[DigitalToday reporter Jinju Hong] With OpenAI deciding to end the video-generation app Sora service in March 2026, attention is focused on why it is stopping operations.
On March 31 (local time), online media outlet Gigazine cited a Wall Street Journal report as saying Sora was pushed down the business priority list after failing to deliver clear revenue despite high operating costs.
Sora is a free app that generates videos from text input. It also offers a feature that lets users or acquaintances appear in videos, drawing major attention early on after its launch. Despite an invitation-only system, it quickly attracted users, including reaching the top ranks on the app store. As it spread, controversies over copyright and deepfakes emerged. Issues were repeatedly raised, including cases in which large numbers of deepfake videos related to Martin Luther King Jr were created and bereaved family members protested, as well as problems of copyrighted content being generated without permission.

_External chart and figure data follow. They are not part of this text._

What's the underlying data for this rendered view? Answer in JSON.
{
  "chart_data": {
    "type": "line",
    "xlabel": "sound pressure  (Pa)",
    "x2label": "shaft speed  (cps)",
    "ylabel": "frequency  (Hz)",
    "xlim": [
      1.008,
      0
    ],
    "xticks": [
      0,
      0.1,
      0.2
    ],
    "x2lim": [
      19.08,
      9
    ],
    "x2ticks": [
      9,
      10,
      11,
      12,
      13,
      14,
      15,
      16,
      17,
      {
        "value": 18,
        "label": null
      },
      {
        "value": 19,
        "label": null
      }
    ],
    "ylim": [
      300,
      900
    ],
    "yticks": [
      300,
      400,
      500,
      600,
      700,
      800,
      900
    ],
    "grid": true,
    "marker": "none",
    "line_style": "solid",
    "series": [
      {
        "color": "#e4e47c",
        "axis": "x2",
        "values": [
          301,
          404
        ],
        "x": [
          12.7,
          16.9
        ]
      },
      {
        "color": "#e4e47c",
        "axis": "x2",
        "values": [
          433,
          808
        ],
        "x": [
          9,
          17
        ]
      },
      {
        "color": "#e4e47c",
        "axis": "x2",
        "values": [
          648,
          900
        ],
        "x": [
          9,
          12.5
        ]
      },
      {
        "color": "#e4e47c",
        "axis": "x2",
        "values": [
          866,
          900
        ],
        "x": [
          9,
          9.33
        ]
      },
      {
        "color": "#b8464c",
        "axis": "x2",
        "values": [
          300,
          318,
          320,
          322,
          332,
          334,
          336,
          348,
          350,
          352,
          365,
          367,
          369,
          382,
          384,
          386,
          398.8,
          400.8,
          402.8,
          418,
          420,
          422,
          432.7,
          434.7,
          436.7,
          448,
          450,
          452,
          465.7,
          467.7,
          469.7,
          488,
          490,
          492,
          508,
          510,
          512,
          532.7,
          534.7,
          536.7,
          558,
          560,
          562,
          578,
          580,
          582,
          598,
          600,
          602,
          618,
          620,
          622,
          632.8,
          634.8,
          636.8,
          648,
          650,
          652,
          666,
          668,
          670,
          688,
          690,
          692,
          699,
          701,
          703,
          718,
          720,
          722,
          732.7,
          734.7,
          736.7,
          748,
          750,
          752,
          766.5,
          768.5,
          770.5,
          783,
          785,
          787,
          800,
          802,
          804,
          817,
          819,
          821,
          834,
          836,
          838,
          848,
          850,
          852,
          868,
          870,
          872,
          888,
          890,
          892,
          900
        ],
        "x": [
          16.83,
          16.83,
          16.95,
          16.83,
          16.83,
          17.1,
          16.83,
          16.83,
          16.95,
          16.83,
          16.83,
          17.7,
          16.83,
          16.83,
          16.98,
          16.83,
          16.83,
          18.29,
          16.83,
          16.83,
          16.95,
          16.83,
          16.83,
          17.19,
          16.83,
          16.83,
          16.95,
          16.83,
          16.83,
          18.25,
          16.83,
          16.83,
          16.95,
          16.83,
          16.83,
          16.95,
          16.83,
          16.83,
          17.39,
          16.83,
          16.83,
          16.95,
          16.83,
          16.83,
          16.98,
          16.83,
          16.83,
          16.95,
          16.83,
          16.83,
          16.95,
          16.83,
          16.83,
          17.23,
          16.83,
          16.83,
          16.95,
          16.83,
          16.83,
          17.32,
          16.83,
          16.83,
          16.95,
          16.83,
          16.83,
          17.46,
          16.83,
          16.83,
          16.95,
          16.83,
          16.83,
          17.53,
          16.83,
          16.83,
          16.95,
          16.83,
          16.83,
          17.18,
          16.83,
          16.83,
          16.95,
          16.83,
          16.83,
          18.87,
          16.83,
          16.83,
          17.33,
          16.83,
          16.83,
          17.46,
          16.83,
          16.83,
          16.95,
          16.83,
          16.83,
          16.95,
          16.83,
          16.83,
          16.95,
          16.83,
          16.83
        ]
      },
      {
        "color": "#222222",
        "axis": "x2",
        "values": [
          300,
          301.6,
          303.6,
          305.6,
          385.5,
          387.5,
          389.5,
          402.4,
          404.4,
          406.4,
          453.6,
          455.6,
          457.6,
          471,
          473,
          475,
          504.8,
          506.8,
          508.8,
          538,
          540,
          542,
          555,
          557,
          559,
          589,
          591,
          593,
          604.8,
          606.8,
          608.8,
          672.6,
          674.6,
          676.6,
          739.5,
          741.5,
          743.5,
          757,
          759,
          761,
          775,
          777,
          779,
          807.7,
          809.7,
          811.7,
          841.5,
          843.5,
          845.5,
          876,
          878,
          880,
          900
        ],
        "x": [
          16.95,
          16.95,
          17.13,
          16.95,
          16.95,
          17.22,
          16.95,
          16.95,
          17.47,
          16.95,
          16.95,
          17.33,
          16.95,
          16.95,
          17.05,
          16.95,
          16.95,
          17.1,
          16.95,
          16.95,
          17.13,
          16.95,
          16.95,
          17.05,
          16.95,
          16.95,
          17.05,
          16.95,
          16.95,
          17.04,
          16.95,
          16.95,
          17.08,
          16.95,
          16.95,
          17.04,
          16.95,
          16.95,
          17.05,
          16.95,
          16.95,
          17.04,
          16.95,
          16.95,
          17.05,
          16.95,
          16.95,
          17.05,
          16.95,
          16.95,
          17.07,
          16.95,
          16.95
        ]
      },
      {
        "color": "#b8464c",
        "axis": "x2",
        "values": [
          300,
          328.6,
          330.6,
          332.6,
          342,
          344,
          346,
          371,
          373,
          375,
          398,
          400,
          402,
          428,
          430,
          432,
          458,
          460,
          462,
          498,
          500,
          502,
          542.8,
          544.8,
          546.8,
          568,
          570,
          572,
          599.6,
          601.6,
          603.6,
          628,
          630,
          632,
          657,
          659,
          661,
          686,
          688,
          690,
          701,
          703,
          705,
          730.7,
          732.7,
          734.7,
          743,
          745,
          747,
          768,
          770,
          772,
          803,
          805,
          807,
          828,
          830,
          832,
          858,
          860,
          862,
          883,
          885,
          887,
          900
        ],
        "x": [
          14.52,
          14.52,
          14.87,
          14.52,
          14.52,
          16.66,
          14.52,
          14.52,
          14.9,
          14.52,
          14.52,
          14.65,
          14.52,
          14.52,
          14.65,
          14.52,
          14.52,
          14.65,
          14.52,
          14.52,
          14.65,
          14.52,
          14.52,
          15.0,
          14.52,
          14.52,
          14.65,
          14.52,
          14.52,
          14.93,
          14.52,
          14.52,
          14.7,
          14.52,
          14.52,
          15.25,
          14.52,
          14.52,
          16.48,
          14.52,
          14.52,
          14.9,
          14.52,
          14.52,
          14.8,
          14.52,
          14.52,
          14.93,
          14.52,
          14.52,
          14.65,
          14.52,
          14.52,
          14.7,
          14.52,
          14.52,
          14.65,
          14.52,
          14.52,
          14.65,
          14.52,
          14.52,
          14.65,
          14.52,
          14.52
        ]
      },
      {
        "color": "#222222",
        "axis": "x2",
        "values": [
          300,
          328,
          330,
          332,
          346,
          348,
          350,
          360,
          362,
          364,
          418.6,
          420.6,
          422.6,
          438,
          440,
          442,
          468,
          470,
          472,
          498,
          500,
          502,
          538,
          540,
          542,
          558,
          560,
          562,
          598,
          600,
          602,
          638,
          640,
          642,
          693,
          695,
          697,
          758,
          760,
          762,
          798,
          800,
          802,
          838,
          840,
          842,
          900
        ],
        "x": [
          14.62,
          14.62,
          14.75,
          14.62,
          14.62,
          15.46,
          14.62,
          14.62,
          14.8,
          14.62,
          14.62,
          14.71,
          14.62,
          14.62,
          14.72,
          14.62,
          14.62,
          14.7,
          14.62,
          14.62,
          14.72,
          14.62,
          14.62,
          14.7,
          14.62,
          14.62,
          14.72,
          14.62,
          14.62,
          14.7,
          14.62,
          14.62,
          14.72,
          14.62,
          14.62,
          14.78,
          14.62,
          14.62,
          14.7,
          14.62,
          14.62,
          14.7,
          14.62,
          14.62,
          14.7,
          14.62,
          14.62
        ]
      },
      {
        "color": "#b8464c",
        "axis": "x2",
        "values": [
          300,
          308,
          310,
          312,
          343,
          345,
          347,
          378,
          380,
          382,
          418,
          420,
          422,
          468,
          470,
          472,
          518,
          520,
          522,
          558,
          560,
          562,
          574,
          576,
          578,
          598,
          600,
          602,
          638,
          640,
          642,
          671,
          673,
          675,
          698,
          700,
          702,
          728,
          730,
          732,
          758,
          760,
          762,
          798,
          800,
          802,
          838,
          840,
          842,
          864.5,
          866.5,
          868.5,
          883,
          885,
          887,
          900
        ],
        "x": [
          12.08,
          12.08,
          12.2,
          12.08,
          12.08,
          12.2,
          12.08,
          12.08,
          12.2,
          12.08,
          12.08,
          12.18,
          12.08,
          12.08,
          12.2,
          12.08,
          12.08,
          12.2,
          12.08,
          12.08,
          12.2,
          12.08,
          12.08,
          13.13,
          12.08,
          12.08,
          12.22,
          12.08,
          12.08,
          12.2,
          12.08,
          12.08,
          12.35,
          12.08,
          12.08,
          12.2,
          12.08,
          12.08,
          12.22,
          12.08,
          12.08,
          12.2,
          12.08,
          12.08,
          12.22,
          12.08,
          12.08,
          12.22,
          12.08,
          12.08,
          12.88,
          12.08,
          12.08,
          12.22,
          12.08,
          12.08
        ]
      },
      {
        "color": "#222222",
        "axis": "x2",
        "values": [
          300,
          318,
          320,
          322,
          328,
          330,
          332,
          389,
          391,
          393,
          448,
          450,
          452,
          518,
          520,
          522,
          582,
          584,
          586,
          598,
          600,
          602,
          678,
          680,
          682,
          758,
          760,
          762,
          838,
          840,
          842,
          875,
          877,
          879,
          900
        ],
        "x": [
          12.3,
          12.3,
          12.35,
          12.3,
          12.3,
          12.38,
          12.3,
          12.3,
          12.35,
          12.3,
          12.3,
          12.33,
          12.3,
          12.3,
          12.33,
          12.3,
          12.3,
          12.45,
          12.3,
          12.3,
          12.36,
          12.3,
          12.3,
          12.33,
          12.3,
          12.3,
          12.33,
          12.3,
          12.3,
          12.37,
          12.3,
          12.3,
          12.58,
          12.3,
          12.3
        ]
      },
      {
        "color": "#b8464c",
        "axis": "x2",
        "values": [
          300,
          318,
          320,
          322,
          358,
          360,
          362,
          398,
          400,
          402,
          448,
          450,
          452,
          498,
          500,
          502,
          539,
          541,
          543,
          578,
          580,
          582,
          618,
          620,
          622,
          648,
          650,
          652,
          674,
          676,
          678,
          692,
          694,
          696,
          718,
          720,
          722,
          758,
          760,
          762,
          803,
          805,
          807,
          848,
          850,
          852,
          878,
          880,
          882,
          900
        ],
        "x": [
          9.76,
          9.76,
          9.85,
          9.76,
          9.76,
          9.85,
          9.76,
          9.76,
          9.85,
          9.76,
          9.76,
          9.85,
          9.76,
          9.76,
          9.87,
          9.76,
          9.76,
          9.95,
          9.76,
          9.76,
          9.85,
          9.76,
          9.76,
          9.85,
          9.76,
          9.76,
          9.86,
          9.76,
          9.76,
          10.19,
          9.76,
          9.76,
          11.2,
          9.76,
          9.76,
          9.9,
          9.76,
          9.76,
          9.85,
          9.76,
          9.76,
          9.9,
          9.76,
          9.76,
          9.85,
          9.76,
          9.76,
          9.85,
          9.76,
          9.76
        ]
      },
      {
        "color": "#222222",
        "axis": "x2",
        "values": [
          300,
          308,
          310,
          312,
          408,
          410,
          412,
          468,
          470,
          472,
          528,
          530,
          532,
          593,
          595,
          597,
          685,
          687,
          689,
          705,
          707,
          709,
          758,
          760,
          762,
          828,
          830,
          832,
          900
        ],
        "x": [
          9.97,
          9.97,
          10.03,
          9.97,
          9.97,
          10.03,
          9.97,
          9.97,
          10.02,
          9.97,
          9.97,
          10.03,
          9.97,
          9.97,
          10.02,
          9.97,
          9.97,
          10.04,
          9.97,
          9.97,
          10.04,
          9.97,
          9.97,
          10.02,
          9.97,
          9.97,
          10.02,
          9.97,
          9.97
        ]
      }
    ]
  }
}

In response, OpenAI promised improvements while exploring consent-based content-use models, including a contract with The Walt Disney Company, but it did not overcome fundamental business viability problems. According to WSJ, Sora turned into a financial burden for the company within months of its launch. Its position narrowed as the company strengthened a strategy of focusing on more profitable services ahead of an initial public offering (IPO).
User metrics also declined. According to remarks by a person concerned, Sora’s user base fell from about 1 million soon after launch to below 500,000. At the same time, it was reported to have generated losses of about $1 million a day, or about 1.5 billion won. It was an analysis that sustainability weakened as a high computing-cost structure combined with a low level of monetisation.
Resource reallocation is also cited as a key background to the shutdown decision. OpenAI is in the final stages of developing a next-generation AI model codenamed Spud. It is known to be allocating more computing resources to coding and enterprise product lines, including that model.
Going forward, OpenAI plans to focus on agent-type AI and a super app strategy. That is a direction of integrating AI tools that autonomously perform various tasks, such as software development, data analysis and travel bookings, into a single platform.
Organisational change is also being detected. Sam Altman (샘 올트먼), OpenAI’s chief executive officer, was reported to have instructed the Sora development team to focus in the future on long-term research areas such as robotics.
The decision shows the generative AI industry is being reshaped around profitability and cost structures, moving beyond a stage of simple technology demonstrations. It is evaluated as a case that shows compute-intensive services such as video generation may struggle to survive without a clear revenue model and a system to respond to regulation. At the same time, it suggests OpenAI is shifting its centre of gravity during listing preparations from experimental consumer-facing services to enterprise solutions and long-term technology development.